At February 22, 2009 9:51 PM, Anonymous Anonymous said...

What are you buying?

I added to my BAC @ $2.66 bringing my average down to $5.80 but I am very nervous about the potential for the government to wipe out the common.

 
At February 23, 2009 10:58 PM, Blogger zephyr said...

I am buying the market with the SPY. I did add a little BAC and XLF. But, I got overweighted on the financials too early, so that is not my focus now. With the Dow about to cross 7,000 I will slowly buy the broad market.

 
At March 03, 2009 3:23 PM, Anonymous Citizen DH said...

Hello Zephyr,

During the nineties, the stock market was really hot. People did not care about Real estate b/c they were chasing stocks. Lots of
new homes are recently built on remote sites
and not suitable for immediate
accupancy.

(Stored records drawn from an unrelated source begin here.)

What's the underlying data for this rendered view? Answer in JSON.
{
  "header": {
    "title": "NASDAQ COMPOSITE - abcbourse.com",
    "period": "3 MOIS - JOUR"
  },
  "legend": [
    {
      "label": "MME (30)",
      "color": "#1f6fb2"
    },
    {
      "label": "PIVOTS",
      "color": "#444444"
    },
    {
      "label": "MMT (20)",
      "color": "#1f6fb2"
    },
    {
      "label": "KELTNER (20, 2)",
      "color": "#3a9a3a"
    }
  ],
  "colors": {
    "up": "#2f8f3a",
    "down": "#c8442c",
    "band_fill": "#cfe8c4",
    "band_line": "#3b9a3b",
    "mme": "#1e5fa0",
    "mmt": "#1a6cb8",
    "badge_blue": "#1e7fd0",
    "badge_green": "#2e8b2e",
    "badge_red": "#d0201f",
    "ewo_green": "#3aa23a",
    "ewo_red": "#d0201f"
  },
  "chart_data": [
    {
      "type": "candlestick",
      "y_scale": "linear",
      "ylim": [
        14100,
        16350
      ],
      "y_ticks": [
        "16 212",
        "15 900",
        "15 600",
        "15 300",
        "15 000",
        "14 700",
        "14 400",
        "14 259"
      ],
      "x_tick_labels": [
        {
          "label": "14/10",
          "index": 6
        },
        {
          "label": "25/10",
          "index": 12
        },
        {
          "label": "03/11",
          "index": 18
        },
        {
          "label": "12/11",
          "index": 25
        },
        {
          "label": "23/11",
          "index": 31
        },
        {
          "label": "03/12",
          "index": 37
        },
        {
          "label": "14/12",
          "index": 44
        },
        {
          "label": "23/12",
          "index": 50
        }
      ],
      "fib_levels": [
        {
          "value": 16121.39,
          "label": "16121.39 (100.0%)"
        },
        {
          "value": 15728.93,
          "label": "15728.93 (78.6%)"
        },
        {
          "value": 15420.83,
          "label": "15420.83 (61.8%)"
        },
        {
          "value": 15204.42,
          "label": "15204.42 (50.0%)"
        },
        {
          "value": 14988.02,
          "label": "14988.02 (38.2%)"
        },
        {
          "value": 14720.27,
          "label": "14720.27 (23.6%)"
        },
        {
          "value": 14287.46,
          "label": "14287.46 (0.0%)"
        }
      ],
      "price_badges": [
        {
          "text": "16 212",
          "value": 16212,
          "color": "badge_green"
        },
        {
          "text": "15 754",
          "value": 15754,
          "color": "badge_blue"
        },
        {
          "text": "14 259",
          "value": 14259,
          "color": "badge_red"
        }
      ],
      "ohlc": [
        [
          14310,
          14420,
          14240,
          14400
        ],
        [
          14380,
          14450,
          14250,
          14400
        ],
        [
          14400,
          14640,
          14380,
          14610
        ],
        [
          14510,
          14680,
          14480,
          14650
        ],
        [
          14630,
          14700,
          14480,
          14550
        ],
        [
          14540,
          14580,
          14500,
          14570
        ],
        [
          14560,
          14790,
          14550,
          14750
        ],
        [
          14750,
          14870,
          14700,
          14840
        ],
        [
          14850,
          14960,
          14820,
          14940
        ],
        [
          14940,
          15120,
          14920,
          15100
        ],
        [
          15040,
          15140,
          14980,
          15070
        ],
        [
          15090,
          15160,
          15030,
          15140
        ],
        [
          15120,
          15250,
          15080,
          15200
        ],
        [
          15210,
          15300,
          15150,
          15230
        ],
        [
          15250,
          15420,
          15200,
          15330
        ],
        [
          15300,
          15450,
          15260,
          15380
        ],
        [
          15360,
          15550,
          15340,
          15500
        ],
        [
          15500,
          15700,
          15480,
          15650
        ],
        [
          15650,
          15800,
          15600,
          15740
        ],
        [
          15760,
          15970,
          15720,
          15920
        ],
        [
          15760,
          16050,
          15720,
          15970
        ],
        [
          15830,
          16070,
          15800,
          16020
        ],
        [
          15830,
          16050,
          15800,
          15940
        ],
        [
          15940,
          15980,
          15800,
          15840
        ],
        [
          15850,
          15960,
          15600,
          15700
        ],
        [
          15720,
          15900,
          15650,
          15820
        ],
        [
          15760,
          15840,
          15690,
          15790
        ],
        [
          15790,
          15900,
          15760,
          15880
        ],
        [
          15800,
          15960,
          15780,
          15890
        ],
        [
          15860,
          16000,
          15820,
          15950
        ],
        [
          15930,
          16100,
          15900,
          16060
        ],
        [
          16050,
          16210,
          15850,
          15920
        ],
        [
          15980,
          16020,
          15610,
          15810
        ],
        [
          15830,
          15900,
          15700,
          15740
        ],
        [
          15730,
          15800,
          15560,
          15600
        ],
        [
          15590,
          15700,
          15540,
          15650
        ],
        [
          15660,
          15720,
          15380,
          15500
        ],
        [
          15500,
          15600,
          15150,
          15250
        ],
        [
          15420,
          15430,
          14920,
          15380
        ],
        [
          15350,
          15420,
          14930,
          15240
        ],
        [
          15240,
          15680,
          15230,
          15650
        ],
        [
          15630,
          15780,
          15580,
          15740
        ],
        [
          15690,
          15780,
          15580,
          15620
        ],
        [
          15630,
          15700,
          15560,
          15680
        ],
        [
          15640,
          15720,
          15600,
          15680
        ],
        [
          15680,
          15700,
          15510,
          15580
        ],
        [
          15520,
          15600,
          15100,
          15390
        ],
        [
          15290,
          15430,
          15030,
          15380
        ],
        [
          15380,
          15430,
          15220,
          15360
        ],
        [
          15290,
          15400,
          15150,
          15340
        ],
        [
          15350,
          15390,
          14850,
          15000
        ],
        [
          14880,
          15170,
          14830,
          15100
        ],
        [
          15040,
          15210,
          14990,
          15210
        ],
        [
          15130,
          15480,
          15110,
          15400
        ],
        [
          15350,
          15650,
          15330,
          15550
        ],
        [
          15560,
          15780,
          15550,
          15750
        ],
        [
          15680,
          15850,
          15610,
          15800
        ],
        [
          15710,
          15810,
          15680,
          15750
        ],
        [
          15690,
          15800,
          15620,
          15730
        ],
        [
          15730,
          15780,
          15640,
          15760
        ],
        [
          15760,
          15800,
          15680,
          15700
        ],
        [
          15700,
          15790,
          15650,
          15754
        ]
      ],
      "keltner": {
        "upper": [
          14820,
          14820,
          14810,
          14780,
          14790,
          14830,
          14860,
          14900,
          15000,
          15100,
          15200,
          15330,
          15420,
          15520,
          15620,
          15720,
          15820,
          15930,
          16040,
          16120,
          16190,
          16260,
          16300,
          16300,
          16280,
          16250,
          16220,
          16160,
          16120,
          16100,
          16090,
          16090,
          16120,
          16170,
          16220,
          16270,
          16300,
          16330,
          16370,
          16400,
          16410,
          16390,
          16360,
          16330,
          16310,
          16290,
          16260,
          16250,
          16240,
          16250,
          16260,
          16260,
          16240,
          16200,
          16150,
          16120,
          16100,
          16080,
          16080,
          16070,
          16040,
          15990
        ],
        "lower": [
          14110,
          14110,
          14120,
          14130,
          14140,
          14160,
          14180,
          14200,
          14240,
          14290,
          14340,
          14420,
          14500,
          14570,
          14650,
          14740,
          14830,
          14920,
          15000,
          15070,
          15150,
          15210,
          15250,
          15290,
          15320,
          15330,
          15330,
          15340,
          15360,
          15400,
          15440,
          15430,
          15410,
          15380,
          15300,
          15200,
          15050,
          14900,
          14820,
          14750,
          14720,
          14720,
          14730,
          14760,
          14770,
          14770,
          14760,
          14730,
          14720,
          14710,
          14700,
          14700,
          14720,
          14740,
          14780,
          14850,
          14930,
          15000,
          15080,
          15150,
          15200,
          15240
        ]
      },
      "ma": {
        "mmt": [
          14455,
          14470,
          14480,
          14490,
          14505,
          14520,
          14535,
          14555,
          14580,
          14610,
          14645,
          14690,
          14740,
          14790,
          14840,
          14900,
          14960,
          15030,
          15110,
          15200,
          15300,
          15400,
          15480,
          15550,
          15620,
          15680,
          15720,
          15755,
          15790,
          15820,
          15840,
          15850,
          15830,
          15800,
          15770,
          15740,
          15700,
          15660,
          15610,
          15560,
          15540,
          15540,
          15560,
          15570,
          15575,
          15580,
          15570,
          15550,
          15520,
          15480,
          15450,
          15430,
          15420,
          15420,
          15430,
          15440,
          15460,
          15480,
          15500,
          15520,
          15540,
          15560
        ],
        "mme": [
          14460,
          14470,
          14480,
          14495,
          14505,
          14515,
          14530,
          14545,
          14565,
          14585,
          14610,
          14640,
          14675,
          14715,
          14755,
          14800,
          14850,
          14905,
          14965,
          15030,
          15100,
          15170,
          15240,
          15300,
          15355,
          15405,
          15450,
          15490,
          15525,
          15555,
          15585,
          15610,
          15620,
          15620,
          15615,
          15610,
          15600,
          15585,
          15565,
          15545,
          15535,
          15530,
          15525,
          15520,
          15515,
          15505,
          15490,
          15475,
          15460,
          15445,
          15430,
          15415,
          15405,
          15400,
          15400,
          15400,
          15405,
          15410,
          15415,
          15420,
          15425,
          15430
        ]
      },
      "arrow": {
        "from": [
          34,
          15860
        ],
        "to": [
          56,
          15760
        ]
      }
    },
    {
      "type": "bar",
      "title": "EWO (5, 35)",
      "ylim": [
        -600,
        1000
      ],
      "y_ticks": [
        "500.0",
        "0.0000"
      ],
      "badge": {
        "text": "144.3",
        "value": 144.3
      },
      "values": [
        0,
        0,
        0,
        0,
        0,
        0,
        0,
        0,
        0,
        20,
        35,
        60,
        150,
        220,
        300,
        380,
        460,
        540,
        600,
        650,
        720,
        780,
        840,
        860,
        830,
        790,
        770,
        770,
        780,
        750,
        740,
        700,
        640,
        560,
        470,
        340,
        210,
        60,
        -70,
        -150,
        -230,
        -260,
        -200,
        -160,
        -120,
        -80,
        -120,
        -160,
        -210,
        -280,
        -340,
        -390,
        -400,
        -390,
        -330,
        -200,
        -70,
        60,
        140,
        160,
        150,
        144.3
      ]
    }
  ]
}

Did you do an analysis
to find the number of excess housing units that are not zombie homes ( i.e. suitable for immediate occupancy).

With less competition for real estate from the Stock market, and
much of the existing housing units
too remote for habitability, I think home prices will rebound-stabilize quicker than the nineties. What do you say?

 
At March 08, 2009 10:04 PM, Blogger zephyr said...

I think the slow recovery during the 1990s was mostly a function of the Resolution Trust Corp influence on the market. First the RTC absorbed a lot of excess inventory and held it off the market for while. This mitigated the severity of the decline. Then as they later released that inventory, they mitigated the recovery.

This time we have had no such sequestering of excess inventory. So price declines are the only mechanism for market clearing. This results in a more rapid and severe decline. Since there is no RTC-like holder in the market, there will not be a large release of sequestered inventory to slow the recovery. So I would expect a quicker recovery this time. But quicker is relative - it will still be a slow recovery, and from a deeper hole.

 
At March 14, 2009 12:01 PM, Anonymous Anonymous said...

thanks zephyr,

It seems like that all the banks are in the business of sequestering of property right now.Just look at all the REO's
just sitting and sitting, and sitting.

The declines in my area( Los Angeles) are only halfway done.
Incomes are actually decreasing.

 
At March 14, 2009 12:10 PM, Anonymous DH said...

anon at 12:01 was me

DH

 
At March 18, 2009 10:37 AM, Anonymous DH said...

Hello Zephyr,
sorry to be a pest but I just got my RE broker license. Do you know
where I can read(seminars) about
various RE investment strategies?

My stocks investment strategies come from Hickey,CR and Fleckenstein.

many thanks

 
At March 22, 2009 11:53 PM, Blogger zephyr said...

DH,

While the banks do hold a lot of property, they are actively interested in selling it. Thus it is part of the supply for sale. The RTC held the property off the market (not for sale) for a while. This has a very different impact on the supply/demand balance.

I do not have any immediate suggestions for your reading. What kind of real estate investing do you have in mind?

I apologize for the late response to your recent posts. I was out of the country (on a beach) for a week, and made with no contact with the rest of the world. I am just now catching up.